The nurse should suspect Disseminated Intravascular Coagulation (DIC) if prolonged bleeding and clotting times are observed (option D).
DIC is a serious condition characterized by the widespread activation of clotting factors, leading to the formation of blood clots throughout the body. As a result, the body's clotting factors become depleted, leading to prolonged bleeding times.

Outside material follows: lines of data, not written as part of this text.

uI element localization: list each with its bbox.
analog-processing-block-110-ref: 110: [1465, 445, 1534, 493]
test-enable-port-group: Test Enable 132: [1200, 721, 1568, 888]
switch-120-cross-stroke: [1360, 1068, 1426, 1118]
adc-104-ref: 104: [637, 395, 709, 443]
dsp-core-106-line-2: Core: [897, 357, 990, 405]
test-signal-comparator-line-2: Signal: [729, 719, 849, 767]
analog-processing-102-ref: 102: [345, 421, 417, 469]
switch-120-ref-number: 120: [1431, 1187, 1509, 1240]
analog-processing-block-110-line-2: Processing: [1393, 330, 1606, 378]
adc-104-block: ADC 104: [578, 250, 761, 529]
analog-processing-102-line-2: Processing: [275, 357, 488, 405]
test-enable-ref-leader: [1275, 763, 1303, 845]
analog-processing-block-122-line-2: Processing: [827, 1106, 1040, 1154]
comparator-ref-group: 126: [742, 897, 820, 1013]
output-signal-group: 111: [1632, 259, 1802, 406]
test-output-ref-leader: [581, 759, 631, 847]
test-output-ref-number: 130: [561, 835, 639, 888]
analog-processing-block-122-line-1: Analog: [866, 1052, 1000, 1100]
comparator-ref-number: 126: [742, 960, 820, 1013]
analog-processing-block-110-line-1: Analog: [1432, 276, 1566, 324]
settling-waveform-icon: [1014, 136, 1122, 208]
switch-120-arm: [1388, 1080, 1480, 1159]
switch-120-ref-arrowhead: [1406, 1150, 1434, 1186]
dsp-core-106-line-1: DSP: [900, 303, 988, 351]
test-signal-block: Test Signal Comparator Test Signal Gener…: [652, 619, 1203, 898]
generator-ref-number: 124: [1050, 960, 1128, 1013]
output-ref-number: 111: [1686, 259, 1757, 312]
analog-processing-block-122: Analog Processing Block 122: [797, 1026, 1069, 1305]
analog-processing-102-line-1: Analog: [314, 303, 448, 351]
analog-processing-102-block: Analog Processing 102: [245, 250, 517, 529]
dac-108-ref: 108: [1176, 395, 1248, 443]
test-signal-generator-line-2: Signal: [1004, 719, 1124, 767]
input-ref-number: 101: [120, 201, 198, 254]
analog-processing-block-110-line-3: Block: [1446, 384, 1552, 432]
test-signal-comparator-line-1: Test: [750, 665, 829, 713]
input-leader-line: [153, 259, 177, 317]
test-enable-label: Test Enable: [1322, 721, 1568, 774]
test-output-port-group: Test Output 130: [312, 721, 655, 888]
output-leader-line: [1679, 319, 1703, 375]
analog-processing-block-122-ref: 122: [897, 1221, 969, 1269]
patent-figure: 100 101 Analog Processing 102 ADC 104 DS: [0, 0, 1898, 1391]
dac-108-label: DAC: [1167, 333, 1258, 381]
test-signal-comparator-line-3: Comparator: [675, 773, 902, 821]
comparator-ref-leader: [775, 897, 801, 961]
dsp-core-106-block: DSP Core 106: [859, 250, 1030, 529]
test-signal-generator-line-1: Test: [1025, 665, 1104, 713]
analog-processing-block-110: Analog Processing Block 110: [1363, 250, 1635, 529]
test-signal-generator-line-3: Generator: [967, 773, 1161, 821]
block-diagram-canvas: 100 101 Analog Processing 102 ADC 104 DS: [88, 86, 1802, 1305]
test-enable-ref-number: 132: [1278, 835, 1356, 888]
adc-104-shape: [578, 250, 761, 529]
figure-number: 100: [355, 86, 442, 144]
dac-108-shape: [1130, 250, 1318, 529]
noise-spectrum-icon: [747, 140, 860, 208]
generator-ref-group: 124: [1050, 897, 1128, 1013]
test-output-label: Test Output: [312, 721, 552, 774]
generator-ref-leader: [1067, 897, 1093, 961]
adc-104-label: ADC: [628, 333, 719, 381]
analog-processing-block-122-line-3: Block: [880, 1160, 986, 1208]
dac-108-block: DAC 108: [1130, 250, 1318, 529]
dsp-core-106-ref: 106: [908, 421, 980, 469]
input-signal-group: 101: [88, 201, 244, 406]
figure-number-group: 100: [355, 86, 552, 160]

In DIC, the clotting process is both accelerated and impaired, resulting in a paradoxical situation where both bleeding and clotting occur. The body's natural anticoagulant systems become overwhelmed, leading to increased clot formation, which can block blood vessels and impair blood flow. However, as the clotting factors become depleted, the ability to form stable clots and control bleeding is diminished, leading to prolonged bleeding times.
The other options are not indicative of DIC:
A. Increased platelet count: DIC is often associated with a decrease in platelet count due to the consumption of platelets during the clotting process.
B. Decreased bleeding: DIC is associated with increased bleeding tendencies rather than decreased bleeding.
C. Elevated blood pressure: While complications of DIC may lead to changes in blood pressure, it is not a direct sign of DIC itself.
In summary, prolonged bleeding and clotting times are signs that the nurse should suspect DIC in a client with abruption placenta. It is essential for the nurse to recognize these signs and provide appropriate interventions to manage and treat DIC promptly.